Folkloristic part of the film library is a collection of both silent and sound films that document mainly folk dance in Moravia nad Silesia, but also in Bohemia and abroad, in that case mostly in Slovakia. Collection of films about dance was created between the years 1956 and 1966 thanks to the long-time and systematic professional interest of Zdenka Jelínková. It comprises films that were shot for academic purposes (scientific films), films created for pedagogical purposes (instructional films), popular science films and also documentaries and live action films on different topics, that nevertheless include also folk dance. Some films include not only folk dance, but also children's plays.
A substantial part of the video library is constituted by video recordings that have been made systematically during field research since 1990 (until 2013 by Jiřina Kosíková, from 2013 by Michal Pavlásek). Audiovisual recording is used as a technique and method in ethnological field research and in creating of systematic video documentation as a material for academic analysis. The recordings focus on contemporary both traditional and new customs, life and culture of minorities, research personalities and individual folklore bearers and interpreters. Video documentaries focus also on current social phenomena, as ex. the so-called migration crisis via recordings of interviews with its direct participants (western and southeastern Europe) and depiction of refugee camps and transit places on the so-called Balkan migration route (Greece, Northern Macedonia).
Edited versions of video recordings are used in conference presentations, as complementary material for specialized lectures and as teaching material at the Department of European Ethnology at the Faculty of Arts of Masaryk University in Brno, film loops make part of exhibitions, etc.
Short documentary films (ex. films Daj bože što je dobro, Moje války, Druhé Vojvodovo: myslet obrazem, Hledání východu, Masa) were screened on both documentary exhibitions and international festivals of documentary and ethnological films (Antropofest Praha, MUSAIONFILM Uherský Brod, Academia Film Olomouc, ETNOFILM Čadca, International Festival of Ethnological Film Belgrade, Days of Ethnographic Film Ljubljana, Moscow International Visual Anthropology Festival, Kratovo Ethnographic Film Festival) and also in audiovisual sections of big international anthropological and ethnological conferences and congresses (ex.
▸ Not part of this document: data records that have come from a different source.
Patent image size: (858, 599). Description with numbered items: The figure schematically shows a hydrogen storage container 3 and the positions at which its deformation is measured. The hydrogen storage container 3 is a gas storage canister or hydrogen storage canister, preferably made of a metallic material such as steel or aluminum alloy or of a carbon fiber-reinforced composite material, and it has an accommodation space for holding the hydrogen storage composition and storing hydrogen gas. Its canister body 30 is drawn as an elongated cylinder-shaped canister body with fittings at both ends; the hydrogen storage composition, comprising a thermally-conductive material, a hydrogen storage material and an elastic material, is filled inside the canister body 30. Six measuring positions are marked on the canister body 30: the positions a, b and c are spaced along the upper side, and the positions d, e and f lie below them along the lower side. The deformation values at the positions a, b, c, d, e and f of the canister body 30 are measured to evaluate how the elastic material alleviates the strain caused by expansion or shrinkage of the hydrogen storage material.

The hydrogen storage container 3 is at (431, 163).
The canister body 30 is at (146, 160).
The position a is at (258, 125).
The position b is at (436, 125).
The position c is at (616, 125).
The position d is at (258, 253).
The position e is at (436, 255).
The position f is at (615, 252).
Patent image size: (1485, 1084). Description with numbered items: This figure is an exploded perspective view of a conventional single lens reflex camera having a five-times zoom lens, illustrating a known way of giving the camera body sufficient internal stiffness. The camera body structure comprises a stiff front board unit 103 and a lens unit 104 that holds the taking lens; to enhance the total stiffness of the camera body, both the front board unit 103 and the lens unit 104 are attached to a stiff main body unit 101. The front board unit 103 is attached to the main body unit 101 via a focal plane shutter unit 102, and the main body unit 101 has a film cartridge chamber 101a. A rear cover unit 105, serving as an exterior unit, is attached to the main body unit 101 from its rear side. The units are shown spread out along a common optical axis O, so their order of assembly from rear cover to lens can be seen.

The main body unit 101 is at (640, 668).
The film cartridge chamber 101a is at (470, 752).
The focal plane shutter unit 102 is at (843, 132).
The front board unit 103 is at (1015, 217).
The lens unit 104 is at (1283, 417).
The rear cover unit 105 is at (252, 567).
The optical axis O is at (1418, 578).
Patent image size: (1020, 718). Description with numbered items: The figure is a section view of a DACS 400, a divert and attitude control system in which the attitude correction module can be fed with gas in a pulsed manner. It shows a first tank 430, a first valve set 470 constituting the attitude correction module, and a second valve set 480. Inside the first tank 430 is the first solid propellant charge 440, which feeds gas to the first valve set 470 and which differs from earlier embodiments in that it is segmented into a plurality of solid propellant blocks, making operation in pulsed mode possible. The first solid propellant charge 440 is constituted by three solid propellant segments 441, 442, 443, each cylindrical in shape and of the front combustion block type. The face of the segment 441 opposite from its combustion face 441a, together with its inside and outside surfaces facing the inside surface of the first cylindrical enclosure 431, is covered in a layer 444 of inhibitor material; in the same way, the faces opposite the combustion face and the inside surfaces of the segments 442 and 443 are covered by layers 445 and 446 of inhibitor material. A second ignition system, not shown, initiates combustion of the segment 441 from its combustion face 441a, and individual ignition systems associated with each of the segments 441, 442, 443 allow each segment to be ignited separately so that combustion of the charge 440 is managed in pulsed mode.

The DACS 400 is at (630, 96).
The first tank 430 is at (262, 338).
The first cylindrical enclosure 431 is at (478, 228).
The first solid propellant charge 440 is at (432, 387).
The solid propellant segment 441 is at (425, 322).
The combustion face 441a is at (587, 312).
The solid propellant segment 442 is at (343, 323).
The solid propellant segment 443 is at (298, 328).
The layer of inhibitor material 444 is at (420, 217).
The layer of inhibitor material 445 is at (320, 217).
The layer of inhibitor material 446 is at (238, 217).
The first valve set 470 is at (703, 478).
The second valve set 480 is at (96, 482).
IUAES/International Union of Anthropological and Ethnological Sciences Congress, SIEF/The International Society for Ethnology and Folklore Congress).
Films and audiovisual recordings are preserved in formats VHS, S-VHS, Hi8, mini DV,
CD-ROM and DVD. Analog video recordings are digitalised and together with digital video recordings archived in external data storages.
Literature:
Kosíková, Jiřina: Videodokumentace na brněnském pracovišti Etnologického ústavu AV ČR. Český lid 87, 2000, p. 249–261.
Kosíková, Jiřina: Lidové tance a dětské hry ve filmotéce Etnologického ústavu AV ČR. Filmografie. Brno, Ethnological Institute CAS, 1999.